BB Single Leg Squats

Hi folks
I have just started doing single leg squats with a barbel and my spare leg on a bench behind me. I have started doing these because we dont have any sort of squat rack and it was starting to get silly taking the weight over my head after doing 5x5. So i decided that i could cut the weight in half that i put over my head and onto my shoulders by changing to single leg squats.

The issue is that on a normal squat i could go pretty low, not quite atg but quite close - Now while doing single leg squats, with my right leg i can go right down but my left leg is rubbish and is no where near.

How can i even them up? Should i do me left leg with a lower weight or will it just take some time to come up to par with my right leg?

Thanks in advance
Ken

Do pistols instead of bulgarian split squats.

walking lunges work well too

How deep can you go with each leg with very light weights? It’s not a balance/flexibility issue is it?

[quote]kennyken wrote:
I have started doing these because we dont have any sort of squat rack and it was starting to get silly taking the weight over my head after doing 5x5.[/quote]

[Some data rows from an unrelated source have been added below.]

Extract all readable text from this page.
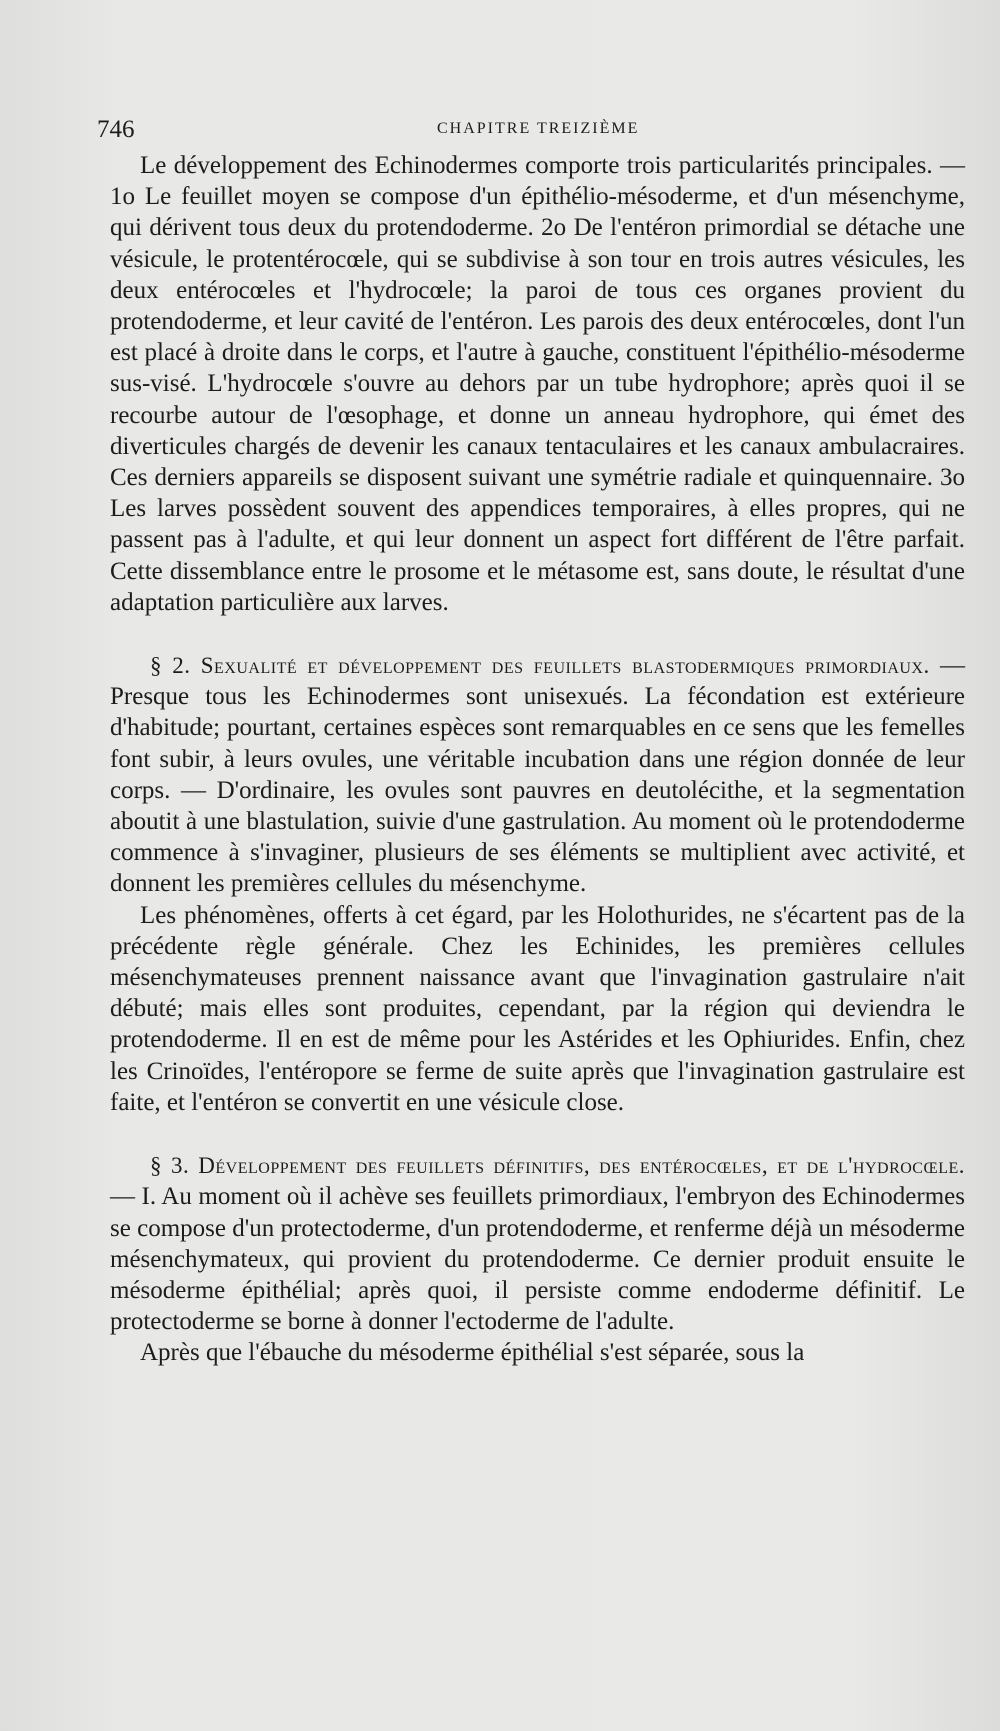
746	CHAPITRE TREIZIÈME

Le développement des Echinodermes comporte trois particularités principales. — 1o Le feuillet moyen se compose d'un épithélio-mésoderme, et d'un mésenchyme, qui dérivent tous deux du protendoderme. 2o De l'entéron primordial se détache une vésicule, le protentérocœle, qui se subdivise à son tour en trois autres vésicules, les deux entérocœles et l'hydrocœle; la paroi de tous ces organes provient du protendoderme, et leur cavité de l'entéron. Les parois des deux entérocœles, dont l'un est placé à droite dans le corps, et l'autre à gauche, constituent l'épithélio-mésoderme sus-visé. L'hydrocœle s'ouvre au dehors par un tube hydrophore; après quoi il se recourbe autour de l'œsophage, et donne un anneau hydrophore, qui émet des diverticules chargés de devenir les canaux tentaculaires et les canaux ambulacraires. Ces derniers appareils se disposent suivant une symétrie radiale et quinquennaire. 3o Les larves possèdent souvent des appendices temporaires, à elles propres, qui ne passent pas à l'adulte, et qui leur donnent un aspect fort différent de l'être parfait. Cette dissemblance entre le prosome et le métasome est, sans doute, le résultat d'une adaptation particulière aux larves.

§ 2. Sexualité et développement des feuillets blastodermiques primordiaux. — Presque tous les Echinodermes sont unisexués. La fécondation est extérieure d'habitude; pourtant, certaines espèces sont remarquables en ce sens que les femelles font subir, à leurs ovules, une véritable incubation dans une région donnée de leur corps. — D'ordinaire, les ovules sont pauvres en deutolécithe, et la segmentation aboutit à une blastulation, suivie d'une gastrulation. Au moment où le protendoderme commence à s'invaginer, plusieurs de ses éléments se multiplient avec activité, et donnent les premières cellules du mésenchyme.

Les phénomènes, offerts à cet égard, par les Holothurides, ne s'écartent pas de la précédente règle générale. Chez les Echinides, les premières cellules mésenchymateuses prennent naissance avant que l'invagination gastrulaire n'ait débuté; mais elles sont produites, cependant, par la région qui deviendra le protendoderme. Il en est de même pour les Astérides et les Ophiurides. Enfin, chez les Crinoïdes, l'entéropore se ferme de suite après que l'invagination gastrulaire est faite, et l'entéron se convertit en une vésicule close.

§ 3. Développement des feuillets définitifs, des entérocœles, et de l'hydrocœle. — I. Au moment où il achève ses feuillets primordiaux, l'embryon des Echinodermes se compose d'un protectoderme, d'un protendoderme, et renferme déjà un mésoderme mésenchymateux, qui provient du protendoderme. Ce dernier produit ensuite le mésoderme épithélial; après quoi, il persiste comme endoderme définitif. Le protectoderme se borne à donner l'ectoderme de l'adulte.

Après que l'ébauche du mésoderme épithélial s'est séparée, sous la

Side note - Learn to power clean, so you can front squat and/or lunge with the bar in the rack position. Those are solid exercises for the squat rack-less.

Mike Boyle, the Boston back squat basher, strikes again! Dun-dun-dunnnnnnnnnnnnnn.

(Just kidding. Boyle’s the man.)

Like Rhino said, how many with each leg can you do with zero weight?

That should be step one before you use any weight on pretty much any exercise. If you can’t do it with zero, then you certainly can’t do it with 45, 95, or 155 on your back.

Generally, to address bilateral discrepancies (when one arm/leg is much stronger than the other), I suggest doing whatever sets and reps fit your program, but cater the weight you use to the weaker side.

So, in this case (assuming you’re able to do plenty with no resistance), do the 5x5 or whatever for both legs, but train each leg with whatever weight that the left can handle. Your right will essentially be put on “maintenance” while the left is really challenged.

Messing around with “this leg uses this weight/sets/reps but this other leg uses this weight/sets/reps” is too difficult to track and predict with any real degree of accuracy. How much is too much? How light is light enough? Avoid the whole situation by catering to the weaker side… which will turn it into the not-weaker side much sooner.

[quote]TheDudeAbides wrote:
walking lunges work well too[/quote]

This was going to be my suggestion as well.